His campaign has hit a snag in the early stages, however, after a warrant filed in a U.S. court in Georgia alleged that Weah was guilty of failing to pay child support—a crime that carries a 12-month prison sentence. The warrant was withdrawn after Weah’s lawyers spoke with court officials, but his legal team will have to travel to the U.S. for a hearing on the matter later in May, Reuters reported. The footballer’s CDC party has dismissed the allegations. “This is a calculated propaganda trying to diminish our political momentum,” said CDC spokesman Sam Manna of the warrant.

It remains to be seen how the issue will play out, but Weah will be keen to avoid such distractions in the early stages of his campaign. Born in a slum in the Liberian capital Monrovia, Weah plied his trade in his home country until Arsene Wenger, who was then in charge of French club AS Monaco, took him to Europe. During four seasons at the French side, Weah averaged almost a goal every two games and the Liberian has said he views the now-Arsenal manager as a father figure for the way he nurtured him in the crucial early stages of his career.

From Monaco, Weah went on to play for some of the world’s most glamorous clubs, including Paris Saint-Germain, Chelsea and Manchester City. It was at Italian club AC Milan, however, where the forward had the most success, winning the Italian Serie A twice in 1996 and 1999. Weah was adored by Milan’s fans and scored several memorable goals, including a slalom dribble from his own penalty area that ended in a clinical finish against Verona in 1996.
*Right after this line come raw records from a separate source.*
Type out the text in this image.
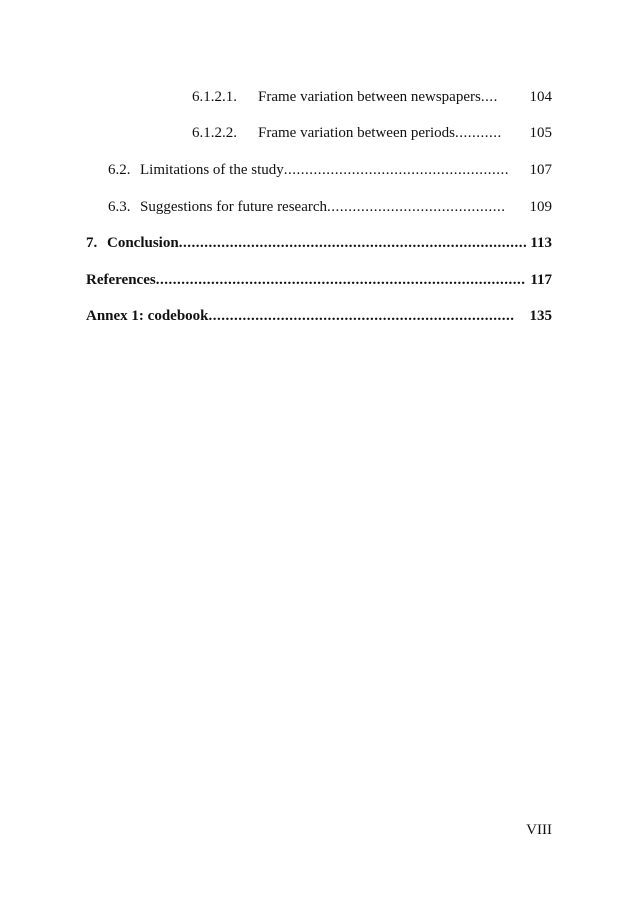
6.1.2.1.	Frame variation between newspapers ....	104
6.1.2.2.	Frame variation between periods ...........	105
6.2. Limitations of the study .....................................................	107
6.3. Suggestions for future research ..........................................	109
7. Conclusion .................................................................................. 113
References ....................................................................................... 117
Annex 1: codebook ........................................................................ 135
VIII
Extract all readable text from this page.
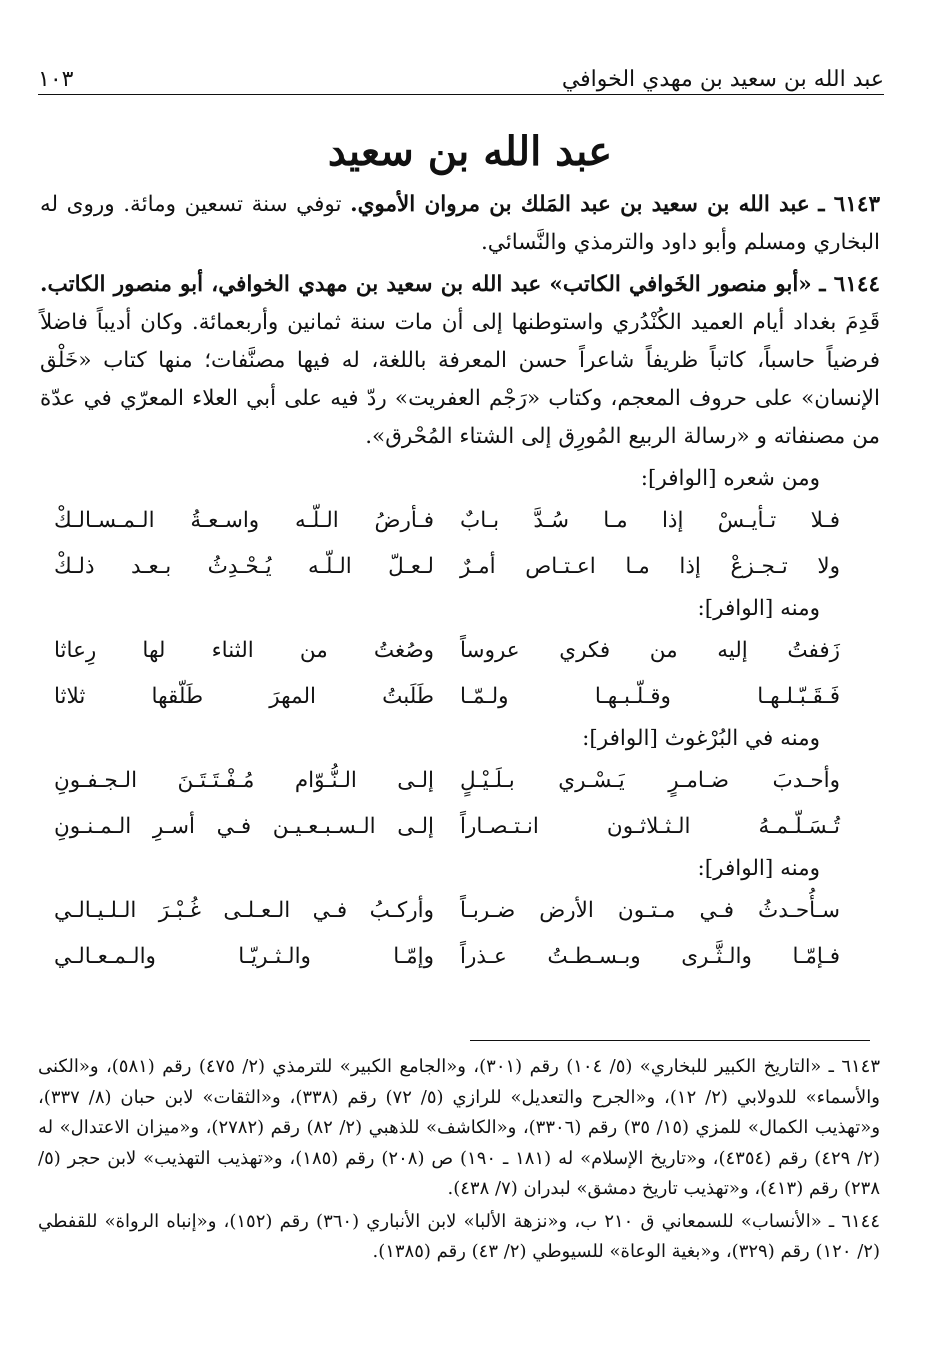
عبد الله بن سعيد بن مهدي الخوافي
١٠٣
عبد الله بن سعيد

٦١٤٣ ـ عبد الله بن سعيد بن عبد المَلك بن مروان الأموي. توفي سنة تسعين ومائة. وروى له البخاري ومسلم وأبو داود والترمذي والنَّسائي.

٦١٤٤ ـ «أبو منصور الخَوافي الكاتب» عبد الله بن سعيد بن مهدي الخوافي، أبو منصور الكاتب. قَدِمَ بغداد أيام العميد الكُنْدُري واستوطنها إلى أن مات سنة ثمانين وأربعمائة. وكان أديباً فاضلاً فرضياً حاسباً، كاتباً ظريفاً شاعراً حسن المعرفة باللغة، له فيها مصنَّفات؛ منها كتاب «خَلْق الإنسان» على حروف المعجم، وكتاب «رَجْم العفريت» ردّ فيه على أبي العلاء المعرّي في عدّة من مصنفاته و «رسالة الربيع المُورِق إلى الشتاء المُحْرق».

ومن شعره [الوافر]:

فـلا تـأيـسْ إذا مـا سُـدَّ بـابٌ
فـأرضُ الـلّـه واسـعـةُ الـمـسـالـكْ
ولا تـجـزعْ إذا مـا اعـتـاص أمـرٌ
لـعـلّ الـلّـه يُـحْـدِثُ بـعـد ذلـكْ

ومنه [الوافر]:

زَففتُ إليه من فكري عروساً
وصُغتُ من الثناء لها رِعاثا
فَـقَـبّـلـهـا وقـلّـبـهـا ولـمّـا
طَلَبتُ المهرَ طَلّقها ثلاثا

ومنه في البُرْغوث [الوافر]:

وأحـدبَ ضـامـرٍ يَـسْـري بـلَـيْـلٍ
إلـى الـنُّـوّام مُـفْـتَـتَـنَ الـجـفـونِ
تُـسَـلّـمـهُ الـثـلاثـون انـتـصـاراً
إلـى الـسـبـعـيـن فـي أسـرِ الـمـنـونِ

ومنه [الوافر]:

سـأُحـدثُ فـي مـتـون الأرض ضـربـاً
وأركـبُ فـي الـعـلـى غُـبْـرَ الـلـيـالـي
فـإمّـا والـثَّـرى وبـسـطـتُ عـذراً
وإمّـا والـثـريّـا والـمـعـالـي

٦١٤٣ ـ «التاريخ الكبير للبخاري» (٥/ ١٠٤) رقم (٣٠١)، و«الجامع الكبير» للترمذي (٢/ ٤٧٥) رقم (٥٨١)، و«الكنى والأسماء» للدولابي (٢/ ١٢)، و«الجرح والتعديل» للرازي (٥/ ٧٢) رقم (٣٣٨)، و«الثقات» لابن حبان (٨/ ٣٣٧)، و«تهذيب الكمال» للمزي (١٥/ ٣٥) رقم (٣٣٠٦)، و«الكاشف» للذهبي (٢/ ٨٢) رقم (٢٧٨٢)، و«ميزان الاعتدال» له (٢/ ٤٢٩) رقم (٤٣٥٤)، و«تاريخ الإسلام» له (١٨١ ـ ١٩٠) ص (٢٠٨) رقم (١٨٥)، و«تهذيب التهذيب» لابن حجر (٥/ ٢٣٨) رقم (٤١٣)، و«تهذيب تاريخ دمشق» لبدران (٧/ ٤٣٨).

٦١٤٤ ـ «الأنساب» للسمعاني ق ٢١٠ ب، و«نزهة الألبا» لابن الأنباري (٣٦٠) رقم (١٥٢)، و«إنباه الرواة» للقفطي (٢/ ١٢٠) رقم (٣٢٩)، و«بغية الوعاة» للسيوطي (٢/ ٤٣) رقم (١٣٨٥).
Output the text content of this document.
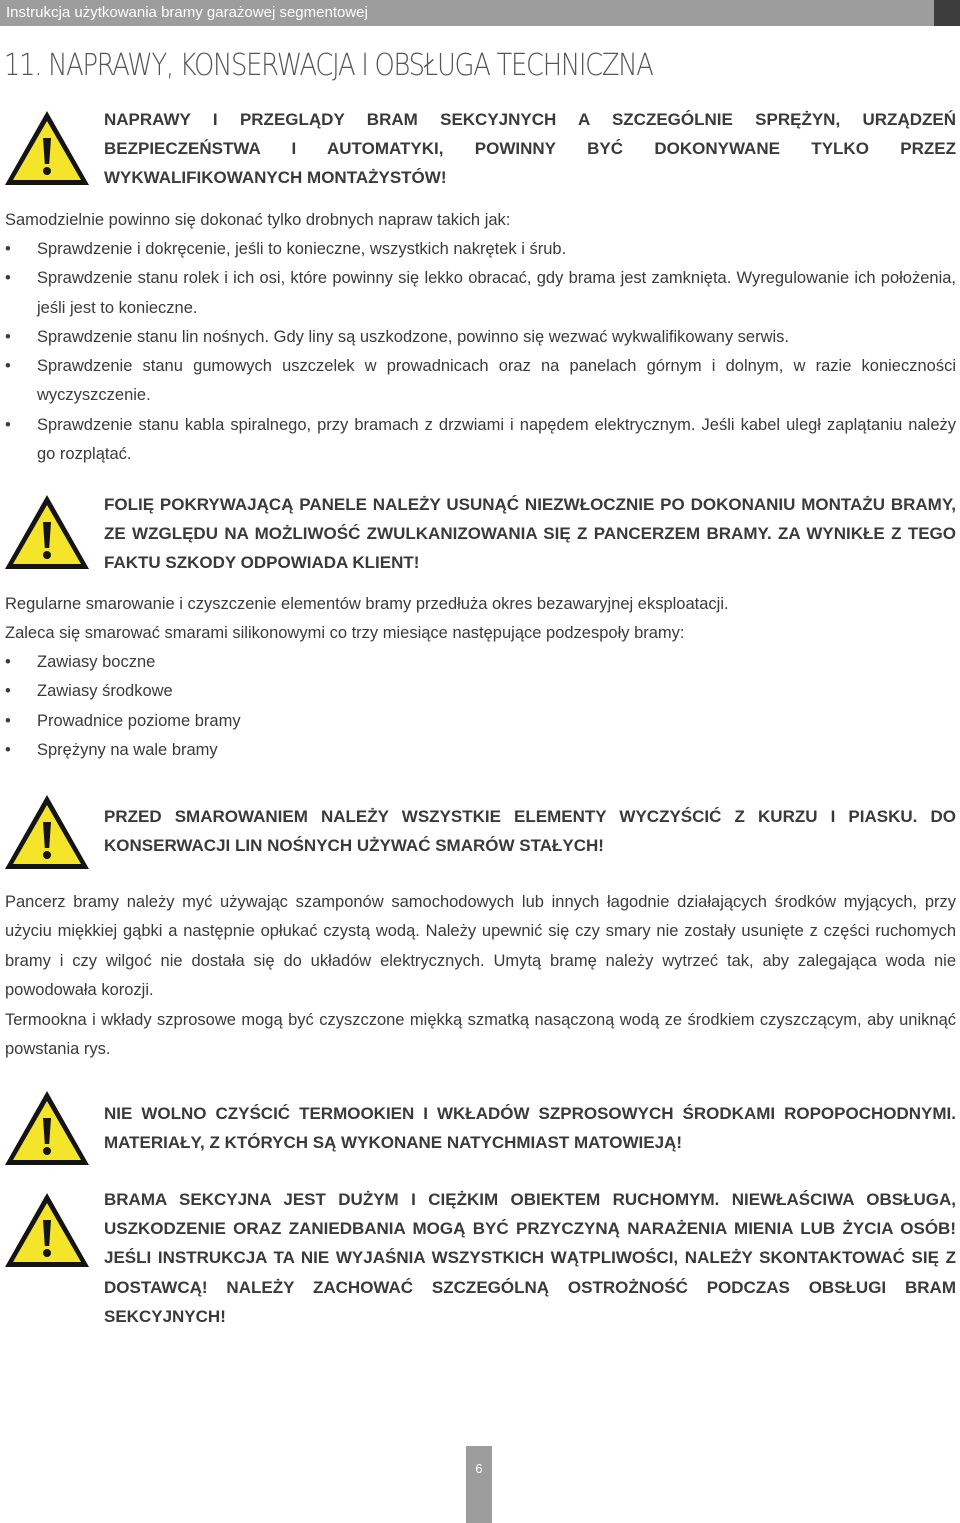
Instrukcja użytkowania bramy garażowej segmentowej
11. NAPRAWY, KONSERWACJA I OBSŁUGA TECHNICZNA

NAPRAWY I PRZEGLĄDY BRAM SEKCYJNYCH A SZCZEGÓLNIE SPRĘŻYN, URZĄDZEŃ BEZPIECZEŃSTWA I AUTOMATYKI, POWINNY BYĆ DOKONYWANE TYLKO PRZEZ WYKWALIFIKOWANYCH MONTAŻYSTÓW!

Samodzielnie powinno się dokonać tylko drobnych napraw takich jak:

• Sprawdzenie i dokręcenie, jeśli to konieczne, wszystkich nakrętek i śrub.
• Sprawdzenie stanu rolek i ich osi, które powinny się lekko obracać, gdy brama jest zamknięta. Wyregulowanie ich położenia, jeśli jest to konieczne.
• Sprawdzenie stanu lin nośnych. Gdy liny są uszkodzone, powinno się wezwać wykwalifikowany serwis.
• Sprawdzenie stanu gumowych uszczelek w prowadnicach oraz na panelach górnym i dolnym, w razie konieczności wyczyszczenie.
• Sprawdzenie stanu kabla spiralnego, przy bramach z drzwiami i napędem elektrycznym. Jeśli kabel uległ zaplątaniu należy go rozplątać.

FOLIĘ POKRYWAJĄCĄ PANELE NALEŻY USUNĄĆ NIEZWŁOCZNIE PO DOKONANIU MONTAŻU BRAMY, ZE WZGLĘDU NA MOŻLIWOŚĆ ZWULKANIZOWANIA SIĘ Z PANCERZEM BRAMY. ZA WYNIKŁE Z TEGO FAKTU SZKODY ODPOWIADA KLIENT!

Regularne smarowanie i czyszczenie elementów bramy przedłuża okres bezawaryjnej eksploatacji.

Zaleca się smarować smarami silikonowymi co trzy miesiące następujące podzespoły bramy:

• Zawiasy boczne
• Zawiasy środkowe
• Prowadnice poziome bramy
• Sprężyny na wale bramy

PRZED SMAROWANIEM NALEŻY WSZYSTKIE ELEMENTY WYCZYŚCIĆ Z KURZU I PIASKU. DO KONSERWACJI LIN NOŚNYCH UŻYWAĆ SMARÓW STAŁYCH!

Pancerz bramy należy myć używając szamponów samochodowych lub innych łagodnie działających środków myjących, przy użyciu miękkiej gąbki a następnie opłukać czystą wodą. Należy upewnić się czy smary nie zostały usunięte z części ruchomych bramy i czy wilgoć nie dostała się do układów elektrycznych. Umytą bramę należy wytrzeć tak, aby zalegająca woda nie powodowała korozji.

Termookna i wkłady szprosowe mogą być czyszczone miękką szmatką nasączoną wodą ze środkiem czyszczącym, aby uniknąć powstania rys.

NIE WOLNO CZYŚCIĆ TERMOOKIEN I WKŁADÓW SZPROSOWYCH ŚRODKAMI ROPOPOCHODNYMI. MATERIAŁY, Z KTÓRYCH SĄ WYKONANE NATYCHMIAST MATOWIEJĄ!

BRAMA SEKCYJNA JEST DUŻYM I CIĘŻKIM OBIEKTEM RUCHOMYM. NIEWŁAŚCIWA OBSŁUGA, USZKODZENIE ORAZ ZANIEDBANIA MOGĄ BYĆ PRZYCZYNĄ NARAŻENIA MIENIA LUB ŻYCIA OSÓB! JEŚLI INSTRUKCJA TA NIE WYJAŚNIA WSZYSTKICH WĄTPLIWOŚCI, NALEŻY SKONTAKTOWAĆ SIĘ Z DOSTAWCĄ! NALEŻY ZACHOWAĆ SZCZEGÓLNĄ OSTROŻNOŚĆ PODCZAS OBSŁUGI BRAM SEKCYJNYCH!

6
As well as his Ballon d’Or triumph, Weah was also named African Footballer of the Year three times and designated as African Player of the Century in 1996. He is widely regarded as the best-ever African footballer, with Brazilian legend Pelé naming him among the 125 greatest-ever players in 2004 on the occasion of FIFA’s 100th anniversary.

Following the conclusion of Liberia’s second civil war in 2003, Weah announced his intention to run for the presidency. After taking Sirleaf to a second round in 2005, the footballer was beaten as his rival took 59.4 percent of the vote to his 40.6 percent. Since then, however, he has remained active on the political scene, running as CDC’s vice-presidential candidate in the 2011 elections, in which the party was again unsuccessful. In 2014, Weah was elected to the Liberian senate, defeating the president’s son Robert Sirleaf with 78 percent of the vote. Weah’s seat in Montserrado County includes Monrovia.

With the 2017 election in his sights and Liberia still struggling to recover from being at the center of an Ebola outbreak that has claimed thousands of lives since 2014, King George—as he is affectionately known by his fans—will not want any further distractions on the campaign trail.